I’d meant to ask the earl if he could take on one more poet, a brilliant Pygmalion who brought his characters to life, a playwright he was already familiar with to whom he was distantly related through the Ardens. But I did not want him to think I had set him up for such, or that I was greedy for more boons when he had showered me with kindnesses already.
But late on the third day of our journey, when I finally worked myself up to broaching the subject, he cried out, “Here we are!” and, like the boy he still was in so many ways, yanked back the leather curtain.
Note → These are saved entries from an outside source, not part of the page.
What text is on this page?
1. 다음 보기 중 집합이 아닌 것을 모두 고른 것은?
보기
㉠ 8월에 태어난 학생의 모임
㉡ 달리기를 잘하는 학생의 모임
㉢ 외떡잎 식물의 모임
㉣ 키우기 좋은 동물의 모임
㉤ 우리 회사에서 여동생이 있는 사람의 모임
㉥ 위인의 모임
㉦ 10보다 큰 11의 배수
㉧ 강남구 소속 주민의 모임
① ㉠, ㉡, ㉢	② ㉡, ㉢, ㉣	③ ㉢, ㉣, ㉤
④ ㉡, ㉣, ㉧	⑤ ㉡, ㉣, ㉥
The most beautiful place I’d ever seen, including Lord Leicester’s Kenilworth or the queen’s Whitehall Palace, arose before my eyes, and my well-rehearsed mention of Will went right out that window.
 
 
 
After a sumptuous dinner
that evening, at which I confess I continued to eat like a field hand—powdered beef and porpoise in mustard sauce, I recall—the earl gave me a tour of his ancestral home, a large, fortified mansion called New Place with vast grounds surrounding it near the town of Titchfield.
“I must admit that my grandfather built all this from church lands confiscated under King Henry VIII,” he told me, looking not a whit rueful for that. “The gatehouse sits in the middle of what was the old church.” He pointed and turned me with a light touch on the small of my back. He had loaned—given me, he insisted—the most beautiful clothing I’d ever worn, left here by one of his cousins who wouldn’t miss it, he’d said. The tawny taffeta gown crinkled when he touched me or I walked, and I worried I’d soil my cork-soled, ivory-hued slippers on the grass or gravel.
“The great hall,” he went on, “was once the monastic refectory, and the old cloisters beyond became the central courtyard. The two wings comprised the rest of the church. But let’s go round to the back. I want to show you what we call the Wilderness.”
With my hand on his proffered arm, as if we were lord and lady of this great pile, we strolled through knot gardens surrounding a splashing fountain and out into the stretch of tall, leafy bushes and tree-topped bowers that were let run riot in a natural state.
“I’m going hunting at dawn on the morrow, so I will leave you to John’s tender mercies to begin your Italian lessons,” he told me as our feet crunched along a gravel path. This was, I thought, the perfect place for a seduction, but I felt armed with several excuses, should it come to that. Somehow his youth, nearly a decade younger than my age, usually kept me from thinking of him that way, but perhaps men were men.